Una parola che inganna e uccide
In due lunghi atti (tre ore e mezzo la durata totale dell’adattamento) si dispiega l’inabissamento del vecchio Re verso la follia, il tradimento e la fine, sottolineati dallo scolorire progressivo di quei mantelli scintillanti d’oro che al crescere delle nefandezze umane perdono via via regalità e lucentezza. E’ nota la vicenda: stanco di governare, il re di Britannia Lear abdica per dividere il regno tra le figlie, decidendo le dimensioni del lascito in base alle dichiarazioni d’amor filiale. Goneril e Regan gli giurano affetto incondizionato, mentre Cordelia, la più piccola e la più amata, intenta a giocare con un piccolo teatro di marionette, non sa esprimergli in alcun modo la sua devozione.
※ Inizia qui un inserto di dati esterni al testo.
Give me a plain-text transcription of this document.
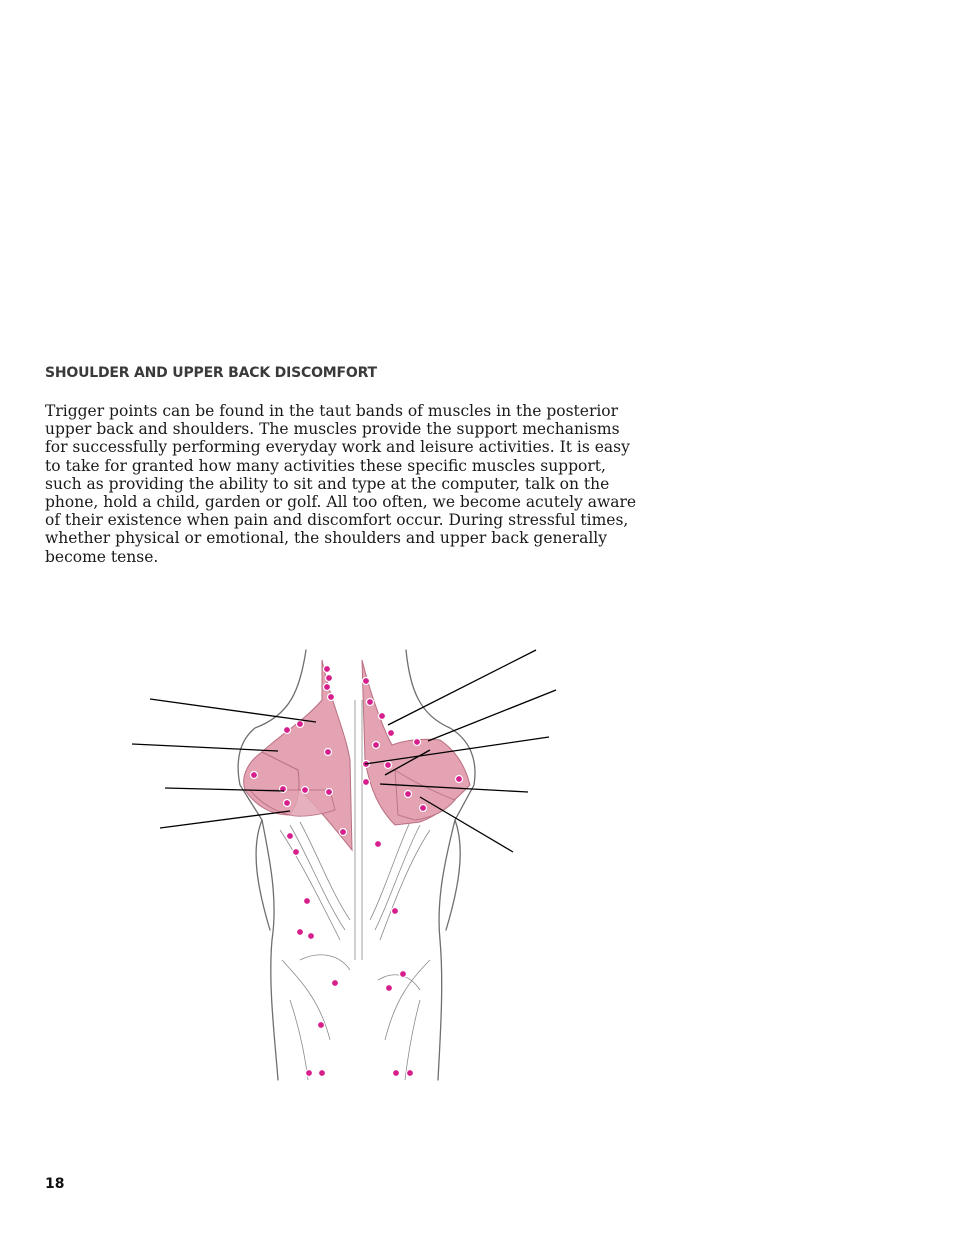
SHOULDER AND UPPER BACK DISCOMFORT

Trigger points can be found in the taut bands of muscles in the posterior
upper back and shoulders. The muscles provide the support mechanisms
for successfully performing everyday work and leisure activities. It is easy
to take for granted how many activities these specific muscles support,
such as providing the ability to sit and type at the computer, talk on the
phone, hold a child, garden or golf. All too often, we become acutely aware
of their existence when pain and discomfort occur. During stressful times,
whether physical or emotional, the shoulders and upper back generally
become tense.

18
Comincia qui il tradimento della Parola che è uno dei fili rossi della tragedia, una parola che nasconde, tradisce, inganna, che non risana e uccide.
La demolizione di ogni ordine
Disobbediscono le figlie al patto firmato con il vecchio re, calunnia Edmund figlio illegittimo del conte di Gloucester tanto il fratellastro Edgar che il vecchio padre, tradiscono le nuove regine ogni regola di buon governo e di fedeltà coniugale: nel regno del “non essere” ogni ordine precostituito è stato demolito e ogni parametro del vivere regolato viene spazzato via dal furore di una tempesta che è morale e fisica, semantica e politica.
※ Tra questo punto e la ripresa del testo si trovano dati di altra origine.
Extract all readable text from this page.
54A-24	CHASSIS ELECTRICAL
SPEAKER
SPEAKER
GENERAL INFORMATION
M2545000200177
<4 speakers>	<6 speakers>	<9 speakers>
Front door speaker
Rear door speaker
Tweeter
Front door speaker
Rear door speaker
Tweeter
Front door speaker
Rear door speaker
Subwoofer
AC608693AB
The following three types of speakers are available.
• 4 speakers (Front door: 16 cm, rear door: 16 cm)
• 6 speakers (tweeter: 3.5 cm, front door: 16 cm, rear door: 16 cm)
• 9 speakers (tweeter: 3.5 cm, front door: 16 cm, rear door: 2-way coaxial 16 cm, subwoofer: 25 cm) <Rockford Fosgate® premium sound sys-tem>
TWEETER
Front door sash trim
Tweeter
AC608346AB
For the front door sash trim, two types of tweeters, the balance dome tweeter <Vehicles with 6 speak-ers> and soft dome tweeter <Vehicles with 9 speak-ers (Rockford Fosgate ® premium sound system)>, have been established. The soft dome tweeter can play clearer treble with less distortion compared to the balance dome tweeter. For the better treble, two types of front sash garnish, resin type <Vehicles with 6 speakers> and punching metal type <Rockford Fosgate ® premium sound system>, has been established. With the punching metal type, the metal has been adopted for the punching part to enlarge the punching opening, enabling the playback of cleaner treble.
Accanto a Lear-Lavia ecco allora il Matto in uno dei fool più spericolati di tutta l’opera shakespeariana che tra il pianoforte stonato e l’organetto, lungo il filo dei doppisensi verbali, sarà il suo doppio fedele in ogni tappa di questa discesa negli inferi dell’umano abisso e dell’eterna lotta fra bene e male, verità e menzogna, lucidità e follia. Vestito solo di una tunica nera, nella scena finale costellata di cadaveri, Lear si accascia sul corpo di Cordelia invocando il pianto di tutto il pubblico in un estremo rispecchiamento tra il dolore della scena e quello del mondo: “Avessi io le vostre gole e i vostri occhi, urlerei e piangerei fino a mandare in frantumi la volta del cielo”. Sopravvivono Edgar, che pure ha attraversato il travestimento e l’esilio, e il vecchio Kent, accanto al suo re a qualunque costo.
Sono loro, testimoni dei pochi valori rimasti, la fedeltà e la lealtà, il rispetto per la vecchiaia, a portarci verso un futuro grave, quasi sconsolato che parla di noi più di qualunque telegiornale.